They had soon fallen into a deep and most delightful sleep. How long they lay on their leafy bed, wrapt in their refreshing slumber, they knew not.
It certainly was for many a long hour; for when they awoke, hunger was gnawing at their stomachs. Fain would they have at once proceeded to gather fruit, had not their ears been suddenly saluted with most extraordinary noises. They rubbed their eyes and looked about and at each other, deeming themselves the sport of some merry jack-a-dreamer.
But, no; they were wide awake and in full possession of their senses. Again the strange sounds are heard and this time they are nearer and clearer.
There is a rise and a fall, a swelling out and then a dying away.
The sounds are jerky and snappy like and there is a singular music in them.

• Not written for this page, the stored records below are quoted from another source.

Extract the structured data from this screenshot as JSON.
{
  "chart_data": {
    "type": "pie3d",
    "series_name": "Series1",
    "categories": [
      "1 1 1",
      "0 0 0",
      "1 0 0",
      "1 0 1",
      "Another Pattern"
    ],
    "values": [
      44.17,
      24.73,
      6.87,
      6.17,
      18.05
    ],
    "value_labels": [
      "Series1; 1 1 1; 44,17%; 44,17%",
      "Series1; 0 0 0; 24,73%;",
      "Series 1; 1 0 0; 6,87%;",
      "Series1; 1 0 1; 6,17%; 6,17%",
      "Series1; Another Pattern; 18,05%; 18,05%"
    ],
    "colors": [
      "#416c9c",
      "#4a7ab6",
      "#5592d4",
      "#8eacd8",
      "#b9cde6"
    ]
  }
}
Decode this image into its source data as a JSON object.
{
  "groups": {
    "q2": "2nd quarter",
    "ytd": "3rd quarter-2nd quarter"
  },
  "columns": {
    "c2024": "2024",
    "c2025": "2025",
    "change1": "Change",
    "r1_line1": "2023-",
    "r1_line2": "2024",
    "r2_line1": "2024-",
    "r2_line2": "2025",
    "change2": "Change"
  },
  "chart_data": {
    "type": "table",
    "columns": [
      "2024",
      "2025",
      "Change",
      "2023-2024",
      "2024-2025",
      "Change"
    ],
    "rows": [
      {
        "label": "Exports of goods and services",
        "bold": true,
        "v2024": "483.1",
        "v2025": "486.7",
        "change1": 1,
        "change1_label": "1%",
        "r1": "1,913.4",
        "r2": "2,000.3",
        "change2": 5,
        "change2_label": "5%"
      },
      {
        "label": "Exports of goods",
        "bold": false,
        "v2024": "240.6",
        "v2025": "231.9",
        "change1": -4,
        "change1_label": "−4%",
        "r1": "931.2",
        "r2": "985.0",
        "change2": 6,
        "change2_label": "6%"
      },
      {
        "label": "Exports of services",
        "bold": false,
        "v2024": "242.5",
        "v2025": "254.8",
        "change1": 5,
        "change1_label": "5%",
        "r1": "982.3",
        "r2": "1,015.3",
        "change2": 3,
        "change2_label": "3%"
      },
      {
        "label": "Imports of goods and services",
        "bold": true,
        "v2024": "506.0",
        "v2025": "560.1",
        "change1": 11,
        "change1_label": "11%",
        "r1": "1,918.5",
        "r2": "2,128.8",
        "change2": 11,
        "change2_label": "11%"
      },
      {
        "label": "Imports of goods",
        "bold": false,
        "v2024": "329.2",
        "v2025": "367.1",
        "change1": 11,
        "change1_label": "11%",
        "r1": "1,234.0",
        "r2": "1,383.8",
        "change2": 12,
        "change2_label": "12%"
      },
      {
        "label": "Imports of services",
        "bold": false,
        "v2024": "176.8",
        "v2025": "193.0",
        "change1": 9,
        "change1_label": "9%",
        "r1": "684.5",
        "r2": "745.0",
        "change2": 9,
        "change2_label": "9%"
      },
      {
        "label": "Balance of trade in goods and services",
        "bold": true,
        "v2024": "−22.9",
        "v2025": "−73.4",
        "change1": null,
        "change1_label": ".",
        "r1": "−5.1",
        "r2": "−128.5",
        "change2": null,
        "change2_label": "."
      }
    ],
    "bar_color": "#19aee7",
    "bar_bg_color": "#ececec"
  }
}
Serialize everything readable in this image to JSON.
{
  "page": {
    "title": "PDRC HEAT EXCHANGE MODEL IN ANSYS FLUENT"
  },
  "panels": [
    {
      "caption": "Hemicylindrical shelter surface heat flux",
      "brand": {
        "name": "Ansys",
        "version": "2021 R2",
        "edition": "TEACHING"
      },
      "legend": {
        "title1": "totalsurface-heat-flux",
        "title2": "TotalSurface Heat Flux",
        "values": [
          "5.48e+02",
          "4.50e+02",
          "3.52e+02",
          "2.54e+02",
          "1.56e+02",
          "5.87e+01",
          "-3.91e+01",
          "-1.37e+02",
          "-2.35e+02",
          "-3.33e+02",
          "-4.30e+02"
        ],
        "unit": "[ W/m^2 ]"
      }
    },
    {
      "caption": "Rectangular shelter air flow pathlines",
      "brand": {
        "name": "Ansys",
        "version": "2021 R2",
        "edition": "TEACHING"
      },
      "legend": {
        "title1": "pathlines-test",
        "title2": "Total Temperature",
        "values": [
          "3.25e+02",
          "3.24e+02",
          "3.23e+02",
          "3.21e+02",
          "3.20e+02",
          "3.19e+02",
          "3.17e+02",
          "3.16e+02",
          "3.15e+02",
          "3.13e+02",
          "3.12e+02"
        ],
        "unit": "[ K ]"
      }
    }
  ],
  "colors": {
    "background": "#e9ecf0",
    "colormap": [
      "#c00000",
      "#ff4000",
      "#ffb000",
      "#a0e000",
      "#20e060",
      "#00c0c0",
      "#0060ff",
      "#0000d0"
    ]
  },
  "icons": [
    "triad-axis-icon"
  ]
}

Nearer and still nearer they come. Louder and still louder they grow. “Wild beasts?” whispered my mother half inquiringly.
“Nay!” falls from my father’s lips. “Not unless human beings may be so wild as to merit the name of beasts.”
“Hark again!” murmured my mother.
There was no mistaking the sounds any longer, for, like a chorus of many voices, shrill and piping, deep and grumbling, soft and musical, harsh and guttural, yet all in a sort of rude and wild harmony, mingling in one mighty strain, now low and scarcely audible and now breaking out with a fierce and seemingly threatening vigor, the singers, chanters, howlers or what they might be, rushed into the valley below us in a wild and yet half regulated disorder.
They were human beings in savage garb, with painted faces and clubs swung lightly across their shoulders. Whether pausing or advancing they still kept up their wild and mysterious chant, choppy, jerky and snappy for all the world like a thousand people who had just drawn plentifully from a thousand snuff boxes.